Feature Importance (RandomForest)

In [None]:
rf = RandomForestClassifier(random_state=42)
rf.fit(X_train, y_train)
importance_df = pd.DataFrame({'Feature': X.columns, 'Importance': rf.feature_importances_})
importance_df = importance_df.sort_values(by='Importance', ascending=False)
print("\nRandomForest Feature Importance:")
print(importance_df)
plt.figure(figsize=(10, 6))
sns.barplot(x='Importance', y='Feature', data=importance_df.head(10))
plt.title('Top 10 Feature Importance (RandomForest)')
plt.show()

In [None]:
# Plot comparison
plt.figure(figsize=(8, 6))
sns.barplot(x=list(results.keys()), y=list(results.values()))
plt.title('Model Comparison - Test Accuracy')
plt.ylabel('Accuracy')
plt.ylim(0, 1)
plt.show()

## *Conclusion :*

SVM achieved the highest test accuracy (97.33%), excelling in classifying all risk levels, followed by GaussianNB and AdaBoost (both 90.00%).

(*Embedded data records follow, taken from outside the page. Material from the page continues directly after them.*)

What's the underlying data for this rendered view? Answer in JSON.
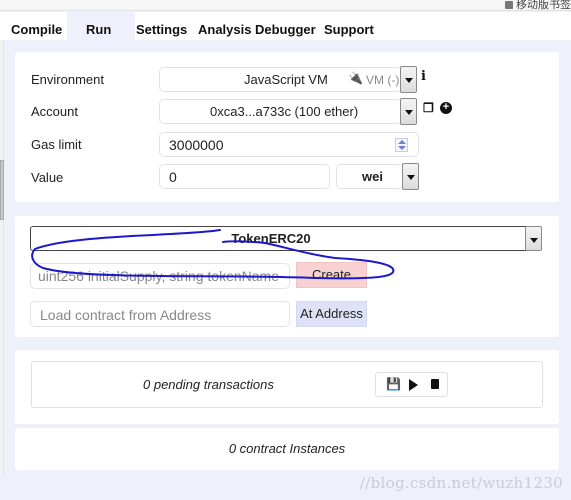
{
  "browser": {
    "bookmark_label": "移动版书签"
  },
  "tabs": [
    {
      "label": "Compile",
      "active": false
    },
    {
      "label": "Run",
      "active": true
    },
    {
      "label": "Settings",
      "active": false
    },
    {
      "label": "Analysis",
      "active": false
    },
    {
      "label": "Debugger",
      "active": false
    },
    {
      "label": "Support",
      "active": false
    }
  ],
  "settings": {
    "environment": {
      "label": "Environment",
      "value": "JavaScript VM",
      "badge": "VM (-)",
      "badge_icon": "plug-icon",
      "info_icon": "info-icon"
    },
    "account": {
      "label": "Account",
      "value": "0xca3...a733c (100 ether)",
      "copy_icon": "copy-icon",
      "add_icon": "plus-circle-icon"
    },
    "gas_limit": {
      "label": "Gas limit",
      "value": "3000000"
    },
    "value": {
      "label": "Value",
      "amount": "0",
      "unit": "wei"
    }
  },
  "contract": {
    "selected": "TokenERC20",
    "constructor_placeholder": "uint256 initialSupply, string tokenName",
    "create_label": "Create",
    "address_placeholder": "Load contract from Address",
    "at_address_label": "At Address"
  },
  "transactions": {
    "pending_text": "0 pending transactions",
    "tools": [
      "save-icon",
      "play-icon",
      "trash-icon"
    ]
  },
  "instances": {
    "text": "0 contract Instances"
  },
  "watermark": "//blog.csdn.net/wuzh1230",
  "colors": {
    "background": "#eef1fc",
    "create_button": "#f8d2d2",
    "at_address_button": "#dfe2f7",
    "annotation_stroke": "#1a1acc"
  }
}
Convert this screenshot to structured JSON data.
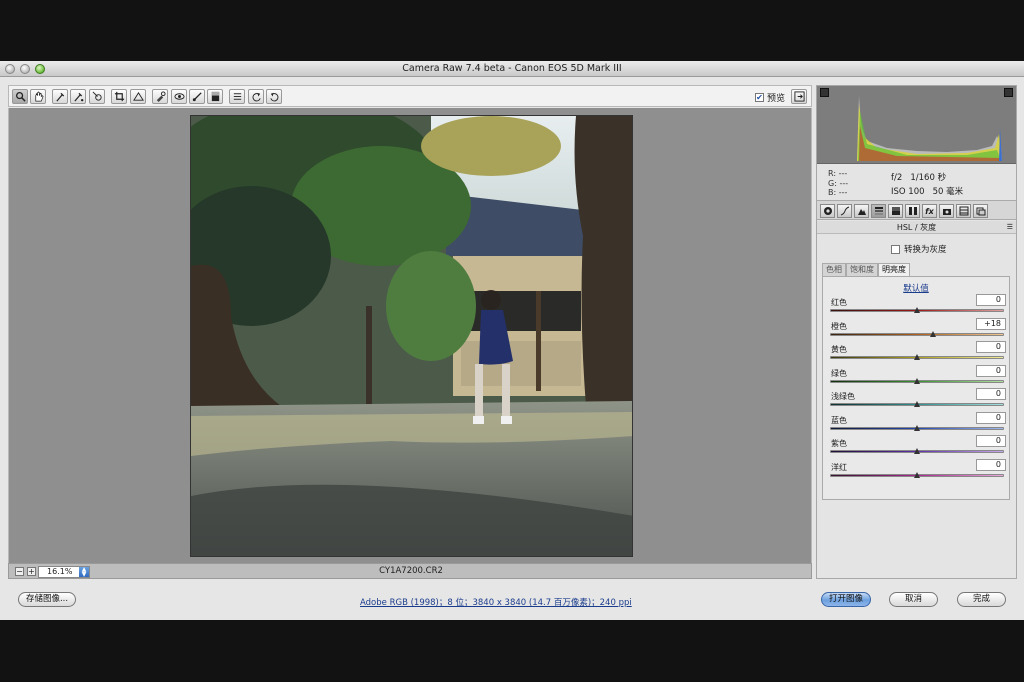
{
  "window": {
    "title": "Camera Raw 7.4 beta -  Canon EOS 5D Mark III"
  },
  "toolbar": {
    "tools": [
      "zoom-icon",
      "hand-icon",
      "white-balance-icon",
      "color-sampler-icon",
      "target-adjust-icon",
      "crop-icon",
      "straighten-icon",
      "spot-removal-icon",
      "red-eye-icon",
      "adjustment-brush-icon",
      "graduated-filter-icon",
      "preferences-icon",
      "rotate-left-icon",
      "rotate-right-icon"
    ],
    "preview_label": "预览",
    "preview_checked": true
  },
  "status": {
    "zoom": "16.1%",
    "filename": "CY1A7200.CR2"
  },
  "camera_info": {
    "r": "R:",
    "g": "G:",
    "b": "B:",
    "r_val": "---",
    "g_val": "---",
    "b_val": "---",
    "aperture": "f/2",
    "shutter": "1/160 秒",
    "iso": "ISO 100",
    "focal": "50 毫米"
  },
  "panel": {
    "title": "HSL / 灰度",
    "grayscale_label": "转换为灰度",
    "subtabs": [
      "色相",
      "饱和度",
      "明亮度"
    ],
    "active_subtab": 2,
    "default_link": "默认值",
    "sliders": [
      {
        "label": "红色",
        "value": "0",
        "position": 0.5,
        "gradient": "linear-gradient(90deg,#3a1010,#a01818,#e0a0a0)"
      },
      {
        "label": "橙色",
        "value": "+18",
        "position": 0.59,
        "gradient": "linear-gradient(90deg,#3a2410,#b0601c,#f0c890)"
      },
      {
        "label": "黄色",
        "value": "0",
        "position": 0.5,
        "gradient": "linear-gradient(90deg,#3a3810,#b0a020,#f0ec9a)"
      },
      {
        "label": "绿色",
        "value": "0",
        "position": 0.5,
        "gradient": "linear-gradient(90deg,#12300f,#3a9030,#b0e0a0)"
      },
      {
        "label": "浅绿色",
        "value": "0",
        "position": 0.5,
        "gradient": "linear-gradient(90deg,#103030,#309090,#a0e0e0)"
      },
      {
        "label": "蓝色",
        "value": "0",
        "position": 0.5,
        "gradient": "linear-gradient(90deg,#101838,#2448b0,#a0b8f0)"
      },
      {
        "label": "紫色",
        "value": "0",
        "position": 0.5,
        "gradient": "linear-gradient(90deg,#201038,#6030a8,#c8a8ec)"
      },
      {
        "label": "洋红",
        "value": "0",
        "position": 0.5,
        "gradient": "linear-gradient(90deg,#381030,#a82890,#eca8dc)"
      }
    ]
  },
  "bottom": {
    "save_label": "存储图像...",
    "workflow_link": "Adobe RGB (1998)；8 位；3840 x 3840 (14.7 百万像素)；240 ppi",
    "open_label": "打开图像",
    "cancel_label": "取消",
    "done_label": "完成"
  }
}
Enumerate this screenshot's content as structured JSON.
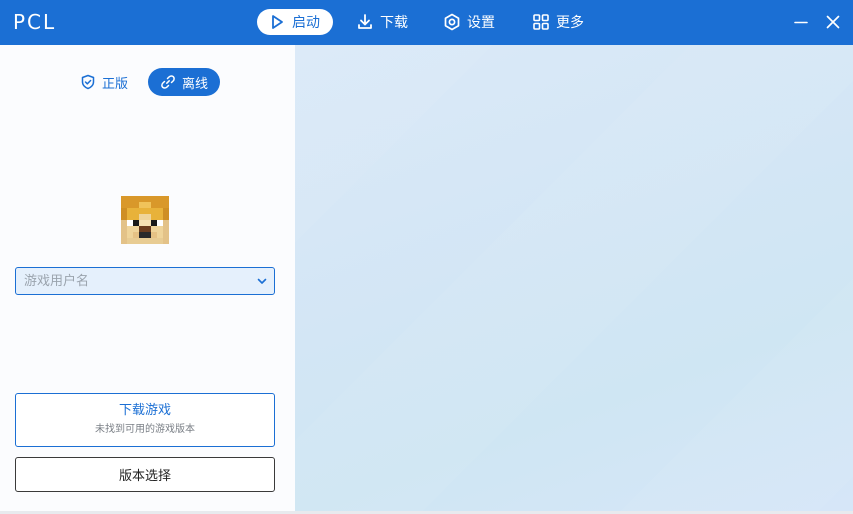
{
  "app": {
    "title": "PCL"
  },
  "nav": {
    "launch": "启动",
    "download": "下载",
    "settings": "设置",
    "more": "更多"
  },
  "login_mode": {
    "genuine": "正版",
    "offline": "离线",
    "selected": "offline"
  },
  "username": {
    "value": "",
    "placeholder": "游戏用户名"
  },
  "download_game": {
    "title": "下载游戏",
    "subtitle": "未找到可用的游戏版本"
  },
  "version_select": {
    "label": "版本选择"
  },
  "icons": {
    "launch": "play-icon",
    "download": "download-icon",
    "settings": "gear-icon",
    "more": "grid-icon",
    "genuine": "shield-check-icon",
    "offline": "link-icon",
    "minimize": "minimize-icon",
    "close": "close-icon"
  },
  "colors": {
    "accent": "#1b6fd4",
    "titlebar": "#1b6fd4",
    "input_bg": "#e5f0fc"
  }
}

AdaBoost, optimized with GridSearch (learning_rate=0.01, n_estimators=100), struggled with Low-risk recall. RandomForest feature importance identified Coughing of Blood (12.49%), Passive Smoker (10.33%), and Obesity (9.33%) as top predictors, highlighting their strong influence on lung cancer risk. High accuracies suggest a potentially oversimplified dataset, requiring external validation to ensure robustness.